Two days ago a new-to-us Nurse Practitioner named Sara came to our room with the doctors on rounds. In order for us to leave the hospital there were many things that needed to be done and Sara finally turned and made a list on the white board in our room. My heart warmed. My eyes teared. THIS is a woman after my own heart!
We’ve been working our way through that list ever since and are now one check away from discharge!
So, we’ve done all we can do on this front and it’s in the hands of the transplant team. It has been decided that a transplant is the only procedural option and there’s a letter that makes it official (excerpt above). They have communicated with our insurance and the only thing left is a meeting on Monday amongst the Transplant Team to review the big picture of who we are and to discuss if they think we qualify as viable candidates for the process. Once they decide we are, our names will be sent to UNOS (United Network of Organ Sharing) and the official waiting begins.
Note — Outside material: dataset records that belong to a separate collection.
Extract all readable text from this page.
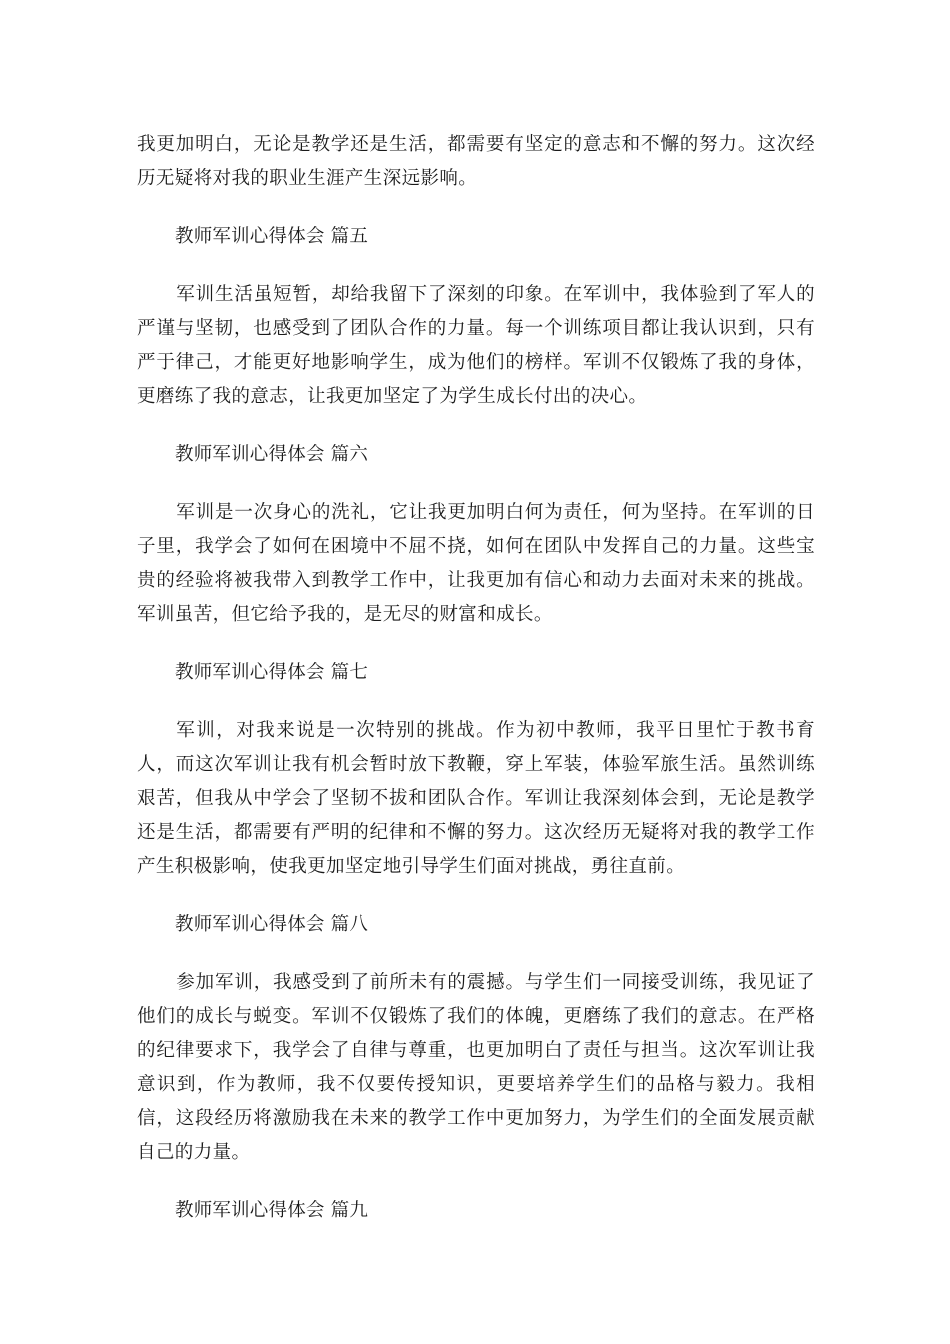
我更加明白，无论是教学还是生活，都需要有坚定的意志和不懈的努力。这次经历无疑将对我的职业生涯产生深远影响。

教师军训心得体会 篇五

军训生活虽短暂，却给我留下了深刻的印象。在军训中，我体验到了军人的严谨与坚韧，也感受到了团队合作的力量。每一个训练项目都让我认识到，只有严于律己，才能更好地影响学生，成为他们的榜样。军训不仅锻炼了我的身体，更磨练了我的意志，让我更加坚定了为学生成长付出的决心。

教师军训心得体会 篇六

军训是一次身心的洗礼，它让我更加明白何为责任，何为坚持。在军训的日子里，我学会了如何在困境中不屈不挠，如何在团队中发挥自己的力量。这些宝贵的经验将被我带入到教学工作中，让我更加有信心和动力去面对未来的挑战。军训虽苦，但它给予我的，是无尽的财富和成长。

教师军训心得体会 篇七

军训，对我来说是一次特别的挑战。作为初中教师，我平日里忙于教书育人，而这次军训让我有机会暂时放下教鞭，穿上军装，体验军旅生活。虽然训练艰苦，但我从中学会了坚韧不拔和团队合作。军训让我深刻体会到，无论是教学还是生活，都需要有严明的纪律和不懈的努力。这次经历无疑将对我的教学工作产生积极影响，使我更加坚定地引导学生们面对挑战，勇往直前。

教师军训心得体会 篇八

参加军训，我感受到了前所未有的震撼。与学生们一同接受训练，我见证了他们的成长与蜕变。军训不仅锻炼了我们的体魄，更磨练了我们的意志。在严格的纪律要求下，我学会了自律与尊重，也更加明白了责任与担当。这次军训让我意识到，作为教师，我不仅要传授知识，更要培养学生们的品格与毅力。我相信，这段经历将激励我在未来的教学工作中更加努力，为学生们的全面发展贡献自己的力量。

教师军训心得体会 篇九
GET PICC – She did. It has been hurting a good bit so prayers would be welcome for it to calm down and ease up.
HOME CARE – We will have two home care companies helping us during this waiting period. One company handles the medication prep and delivery and the other will provide a nurse to come change her dressing once a week. Everything is lined up and a rep from the drug company should be here tomorrow to transfer Little from the hospital’s medication to a pump we will take home with us.
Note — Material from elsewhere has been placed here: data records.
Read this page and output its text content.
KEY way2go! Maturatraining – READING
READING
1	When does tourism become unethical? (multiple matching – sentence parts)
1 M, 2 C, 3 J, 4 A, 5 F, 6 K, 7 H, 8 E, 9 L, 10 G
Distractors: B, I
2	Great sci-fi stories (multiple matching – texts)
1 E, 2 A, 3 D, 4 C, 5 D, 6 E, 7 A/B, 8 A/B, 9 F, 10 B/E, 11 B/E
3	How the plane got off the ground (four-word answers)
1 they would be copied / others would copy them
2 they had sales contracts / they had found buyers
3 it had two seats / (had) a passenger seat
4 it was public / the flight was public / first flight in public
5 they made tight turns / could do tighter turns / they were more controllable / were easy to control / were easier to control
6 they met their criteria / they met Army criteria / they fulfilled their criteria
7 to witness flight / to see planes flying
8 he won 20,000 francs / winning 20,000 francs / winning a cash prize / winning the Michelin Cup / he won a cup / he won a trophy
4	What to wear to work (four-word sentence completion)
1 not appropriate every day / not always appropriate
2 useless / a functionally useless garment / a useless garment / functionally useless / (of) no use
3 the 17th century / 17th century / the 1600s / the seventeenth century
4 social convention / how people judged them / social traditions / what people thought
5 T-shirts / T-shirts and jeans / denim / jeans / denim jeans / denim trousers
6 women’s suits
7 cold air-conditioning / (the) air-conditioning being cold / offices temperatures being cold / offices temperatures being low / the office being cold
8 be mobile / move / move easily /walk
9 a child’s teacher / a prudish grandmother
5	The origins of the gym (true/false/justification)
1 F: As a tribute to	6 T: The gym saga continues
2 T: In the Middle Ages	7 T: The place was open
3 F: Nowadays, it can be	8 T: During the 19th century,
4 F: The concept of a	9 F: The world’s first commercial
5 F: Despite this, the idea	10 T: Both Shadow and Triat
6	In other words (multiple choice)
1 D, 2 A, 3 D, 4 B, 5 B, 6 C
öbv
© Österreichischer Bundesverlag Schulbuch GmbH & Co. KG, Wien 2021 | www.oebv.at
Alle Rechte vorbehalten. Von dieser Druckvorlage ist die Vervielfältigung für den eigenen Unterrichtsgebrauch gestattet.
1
PAIN CONTROL – For most of her life it has seemed that Little felt no pain.
Bit through her tongue at age two. . . no Tylenol, no tears.
Broke her humerus at age ten . . . no Tylenol, few tears.
Four teeth pulled at age twelve … no Tylenol, no tears.
Well, this pacemaker procedure has been giving her fits … if we have no Tylenol then we have tears. They have finally settled on a dosage and are staying ahead of her pain (for the most part).
EP CLEARANCE – The Electro-Physiology Team has to give us an “all clear” before we can go home. This team includes the doctors who put in the pacemaker and are monitoring her heart rhythms AND the pacemaker duo so loving written about in my earlier posts. Little has responded well to her medications and the arrhythmias seem to be controlled. The main thing holding us up at this point is her pacemaker wound. Because she was on blood thinners, it seems a nice pool of blood has gathered under the device and the pressure is pushing “Melinda” up against the incision. (Yes, we named her pacemaker.) They have stopped the blood thinner and are watching; there’s concern about infection. The color of the bruise (Frank) on her arm seems to indicate that things are moving in the right direction (yellow=healing) but the team will unwrap it and check it today.
CVC CLASS – Yesterday I went to a class where I learned how to care for Little’s PICC line. The class involved 4 YouTube videos and practicing on a plastic arm. Later in the day they brought a baby doll with a PICC line by the room for me to demonstrate how much I remembered. My only mistake was to clean a piece I didn’t have to clean but we decided to call it “forward failing.”
Tomorrow will be two weeks that we have been here. It’s too long. We are tired and Little needs sunlight. It’s Bubba and KB’s last day of school and I HATE to be missing it. Jeremy took pics for me, which is wonderful, but I will miss the first day at the pool and the annual “Ice Cream Summer Kick-off” (a trip to Sonic).
But my friend Erika drove up today and it was a short but lovely visit! A friend from church came to sit with us a while and that was nice. The Lord is using us to touch lives around us in this place and we are glad.
Thank you for your continued prayers. His mercies ARE new every morning and He IS faithful.
The EP Team came by and checked Little’s wound. Turns out the skin has separated a bit more AND she has an elevated temperature (while on Tylenol) and so they want to keep her here. The measure for going home will now be two days with the wound not getting worse AND her temperature not trending higher. I am disappointed about not going home but so thankful for doctors who are watching out for our Little even if it means making unpopular decisions!!